In this manuscript, Bae et al. investigate the endothelial KLF2 roles in hypertensive  nephropathy with several models (human biopsy, in vitro primary culture of endothelial cells, in vivo 5/6 Unx).

The topic is interesting but there are some concerns about the study.

1) in Introduction, the authors must cite and explain the role of an other KFLs as KLF4 on endothelial integrity.

2) Animal model: The choice of the inbred strain C57BL/6 mouse, to induce hypertensive nephropathy model is to be discussed because this strain is relatively resistant to renal injury.

3) qRT-PCR: The geometric mean of multiple carefully selected housekeeping genes is necessary to interpret qPCR data.
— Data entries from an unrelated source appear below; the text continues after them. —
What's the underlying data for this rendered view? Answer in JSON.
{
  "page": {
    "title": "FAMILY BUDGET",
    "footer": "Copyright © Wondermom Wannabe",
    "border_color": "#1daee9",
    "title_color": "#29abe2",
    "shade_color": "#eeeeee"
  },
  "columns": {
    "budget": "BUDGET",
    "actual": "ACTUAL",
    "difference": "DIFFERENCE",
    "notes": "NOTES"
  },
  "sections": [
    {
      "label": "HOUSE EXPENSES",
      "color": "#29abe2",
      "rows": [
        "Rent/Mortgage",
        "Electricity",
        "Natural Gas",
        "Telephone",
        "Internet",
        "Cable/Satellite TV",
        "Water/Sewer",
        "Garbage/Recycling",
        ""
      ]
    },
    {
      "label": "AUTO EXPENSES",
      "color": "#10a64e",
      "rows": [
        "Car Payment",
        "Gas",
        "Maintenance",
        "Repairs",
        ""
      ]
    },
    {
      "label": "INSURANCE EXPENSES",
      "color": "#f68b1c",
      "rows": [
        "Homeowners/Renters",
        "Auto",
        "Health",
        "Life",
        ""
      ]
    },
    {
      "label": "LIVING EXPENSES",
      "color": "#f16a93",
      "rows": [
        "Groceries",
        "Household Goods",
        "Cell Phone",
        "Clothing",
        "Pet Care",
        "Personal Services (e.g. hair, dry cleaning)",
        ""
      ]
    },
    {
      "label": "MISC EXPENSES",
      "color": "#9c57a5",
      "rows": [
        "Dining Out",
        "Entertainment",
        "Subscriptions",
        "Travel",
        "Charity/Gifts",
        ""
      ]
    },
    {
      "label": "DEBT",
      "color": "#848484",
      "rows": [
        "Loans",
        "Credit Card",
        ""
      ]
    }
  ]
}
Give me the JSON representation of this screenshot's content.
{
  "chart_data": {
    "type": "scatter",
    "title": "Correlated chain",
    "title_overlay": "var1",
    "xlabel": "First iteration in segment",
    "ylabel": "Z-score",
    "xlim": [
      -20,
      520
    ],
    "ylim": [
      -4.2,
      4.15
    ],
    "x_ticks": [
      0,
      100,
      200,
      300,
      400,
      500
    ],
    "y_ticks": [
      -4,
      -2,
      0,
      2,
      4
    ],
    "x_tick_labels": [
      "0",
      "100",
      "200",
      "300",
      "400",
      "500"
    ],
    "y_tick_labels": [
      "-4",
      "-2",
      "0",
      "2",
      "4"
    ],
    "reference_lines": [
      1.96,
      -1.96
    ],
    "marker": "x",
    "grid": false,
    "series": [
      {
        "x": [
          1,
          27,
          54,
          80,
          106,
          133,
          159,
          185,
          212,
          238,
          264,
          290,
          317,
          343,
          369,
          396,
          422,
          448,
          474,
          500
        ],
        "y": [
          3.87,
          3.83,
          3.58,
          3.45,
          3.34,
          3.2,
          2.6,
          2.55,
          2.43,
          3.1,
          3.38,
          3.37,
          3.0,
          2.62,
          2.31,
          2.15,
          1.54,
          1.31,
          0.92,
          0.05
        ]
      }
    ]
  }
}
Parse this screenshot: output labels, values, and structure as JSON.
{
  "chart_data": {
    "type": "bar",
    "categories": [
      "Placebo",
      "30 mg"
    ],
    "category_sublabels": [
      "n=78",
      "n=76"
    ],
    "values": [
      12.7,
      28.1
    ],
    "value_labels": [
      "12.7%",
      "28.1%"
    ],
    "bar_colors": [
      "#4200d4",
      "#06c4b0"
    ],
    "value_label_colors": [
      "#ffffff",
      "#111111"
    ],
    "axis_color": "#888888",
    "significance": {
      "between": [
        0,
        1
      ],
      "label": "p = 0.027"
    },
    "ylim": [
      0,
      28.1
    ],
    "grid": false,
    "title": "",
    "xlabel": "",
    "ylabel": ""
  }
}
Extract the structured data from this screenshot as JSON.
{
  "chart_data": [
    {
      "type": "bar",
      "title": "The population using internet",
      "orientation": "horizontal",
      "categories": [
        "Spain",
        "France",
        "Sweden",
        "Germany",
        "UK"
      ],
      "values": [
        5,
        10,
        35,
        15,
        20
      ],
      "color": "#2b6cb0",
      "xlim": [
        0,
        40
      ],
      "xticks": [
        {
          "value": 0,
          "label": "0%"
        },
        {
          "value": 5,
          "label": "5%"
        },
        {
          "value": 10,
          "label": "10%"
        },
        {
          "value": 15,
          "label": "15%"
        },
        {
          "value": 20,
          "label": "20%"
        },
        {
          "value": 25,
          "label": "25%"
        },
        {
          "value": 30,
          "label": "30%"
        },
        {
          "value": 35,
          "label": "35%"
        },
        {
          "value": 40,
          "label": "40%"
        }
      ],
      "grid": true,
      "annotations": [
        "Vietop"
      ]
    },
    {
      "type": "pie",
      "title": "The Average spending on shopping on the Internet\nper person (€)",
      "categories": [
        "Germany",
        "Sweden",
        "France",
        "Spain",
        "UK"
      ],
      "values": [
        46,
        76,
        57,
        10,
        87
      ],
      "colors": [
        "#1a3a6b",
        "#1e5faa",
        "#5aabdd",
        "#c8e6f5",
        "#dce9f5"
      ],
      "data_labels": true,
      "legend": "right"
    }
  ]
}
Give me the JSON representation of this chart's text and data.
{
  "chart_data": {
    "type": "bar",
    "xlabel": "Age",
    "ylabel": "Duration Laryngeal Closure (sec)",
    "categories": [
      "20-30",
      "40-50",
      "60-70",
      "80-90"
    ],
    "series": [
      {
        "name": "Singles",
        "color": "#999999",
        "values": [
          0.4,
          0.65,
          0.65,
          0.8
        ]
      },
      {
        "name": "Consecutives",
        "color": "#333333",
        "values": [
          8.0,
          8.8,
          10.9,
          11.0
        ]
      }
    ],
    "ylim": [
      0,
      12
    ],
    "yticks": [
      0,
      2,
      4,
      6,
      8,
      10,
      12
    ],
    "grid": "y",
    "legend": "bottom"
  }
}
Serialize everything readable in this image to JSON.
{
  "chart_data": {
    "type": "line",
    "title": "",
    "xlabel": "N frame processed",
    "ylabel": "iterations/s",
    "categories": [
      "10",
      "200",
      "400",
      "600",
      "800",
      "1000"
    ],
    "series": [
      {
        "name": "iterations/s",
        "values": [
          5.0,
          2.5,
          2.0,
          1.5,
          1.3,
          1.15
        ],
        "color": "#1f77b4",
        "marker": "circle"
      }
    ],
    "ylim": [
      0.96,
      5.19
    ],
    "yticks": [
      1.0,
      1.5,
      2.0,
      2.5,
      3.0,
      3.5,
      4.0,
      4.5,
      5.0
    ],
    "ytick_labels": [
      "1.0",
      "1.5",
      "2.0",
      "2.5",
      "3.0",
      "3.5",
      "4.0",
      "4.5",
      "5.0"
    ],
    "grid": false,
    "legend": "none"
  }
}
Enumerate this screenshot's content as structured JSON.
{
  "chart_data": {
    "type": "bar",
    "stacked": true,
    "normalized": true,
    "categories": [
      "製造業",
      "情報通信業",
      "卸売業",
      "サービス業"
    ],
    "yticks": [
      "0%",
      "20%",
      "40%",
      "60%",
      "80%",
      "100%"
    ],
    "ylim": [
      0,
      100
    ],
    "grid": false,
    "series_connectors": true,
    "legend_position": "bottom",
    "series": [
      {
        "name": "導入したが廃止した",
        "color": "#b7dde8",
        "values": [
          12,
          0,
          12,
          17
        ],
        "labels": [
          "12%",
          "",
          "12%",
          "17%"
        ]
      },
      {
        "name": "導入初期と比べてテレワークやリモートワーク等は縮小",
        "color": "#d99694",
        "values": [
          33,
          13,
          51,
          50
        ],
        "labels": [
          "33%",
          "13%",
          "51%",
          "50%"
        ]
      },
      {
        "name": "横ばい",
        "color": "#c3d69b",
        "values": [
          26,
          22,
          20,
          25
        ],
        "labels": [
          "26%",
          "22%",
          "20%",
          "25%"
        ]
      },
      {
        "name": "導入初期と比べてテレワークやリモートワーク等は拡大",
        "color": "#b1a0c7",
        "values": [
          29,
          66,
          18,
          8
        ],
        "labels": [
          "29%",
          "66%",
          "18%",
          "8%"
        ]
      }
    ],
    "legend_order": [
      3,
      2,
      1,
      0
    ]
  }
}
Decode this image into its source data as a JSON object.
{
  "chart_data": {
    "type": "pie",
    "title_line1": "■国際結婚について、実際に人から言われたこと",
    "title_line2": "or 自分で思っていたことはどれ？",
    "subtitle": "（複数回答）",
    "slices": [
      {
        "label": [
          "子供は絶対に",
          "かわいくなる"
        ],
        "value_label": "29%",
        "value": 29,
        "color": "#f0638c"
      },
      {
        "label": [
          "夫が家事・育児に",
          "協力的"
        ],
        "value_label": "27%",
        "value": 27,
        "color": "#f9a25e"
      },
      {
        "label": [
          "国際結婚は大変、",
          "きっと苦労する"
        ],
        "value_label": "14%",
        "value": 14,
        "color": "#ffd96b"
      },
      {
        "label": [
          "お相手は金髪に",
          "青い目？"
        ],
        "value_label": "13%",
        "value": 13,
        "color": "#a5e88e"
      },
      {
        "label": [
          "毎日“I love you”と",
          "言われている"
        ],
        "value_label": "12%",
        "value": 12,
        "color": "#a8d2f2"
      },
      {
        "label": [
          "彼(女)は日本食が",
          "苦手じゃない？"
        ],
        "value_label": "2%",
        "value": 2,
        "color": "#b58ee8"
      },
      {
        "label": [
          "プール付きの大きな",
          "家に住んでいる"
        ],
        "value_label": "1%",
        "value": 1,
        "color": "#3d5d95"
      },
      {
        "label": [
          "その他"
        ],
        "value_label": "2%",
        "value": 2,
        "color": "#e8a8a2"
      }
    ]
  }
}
4) No antibody references appear in the manuscript. Authors must specify it.

5) the statistical method is to be reviewed. the authors did not explain which test was used to analyze the data

6) there is a discrepancy between the values appearing in the contour plot and the values of the graphs especially for figure 2A. How do the authors explain this? 

7) To complete the analysis of apoptosis by another method than FACS the authors should perform immunoblot for cleaved caspase 3 and a tunel staining on culture cells for instance.

8)Cytokine analysis by qPCR is not sufficient. Authors should perform ELISA or FACS assays of cytokines particularly for IL18.

9) Fig 3B: the plot legend does not appear at the bottom. Please correct this mistake

10) In table 2 it would be interesting to specify treatments of patients (only the treatments that could have an impact on the results presented as anti-hypertensive therapies).

11) Fig.6: authors must show co-staining of an endothelial marker (as cD31) and KLF2.

 

Reviewer 3 Report

In their article entitled "Reno protective Effect of KLF2 on Glomerular Endothelial Dysfunction in Hypertensive Nephropathy", Bae et al provide a thorough characterization of the effect of KLF2 during hypertensive nephropathy. The structure of the experiments and the manuscript are sound and easy to follow. I think the article will be of interest to the readers of Cell.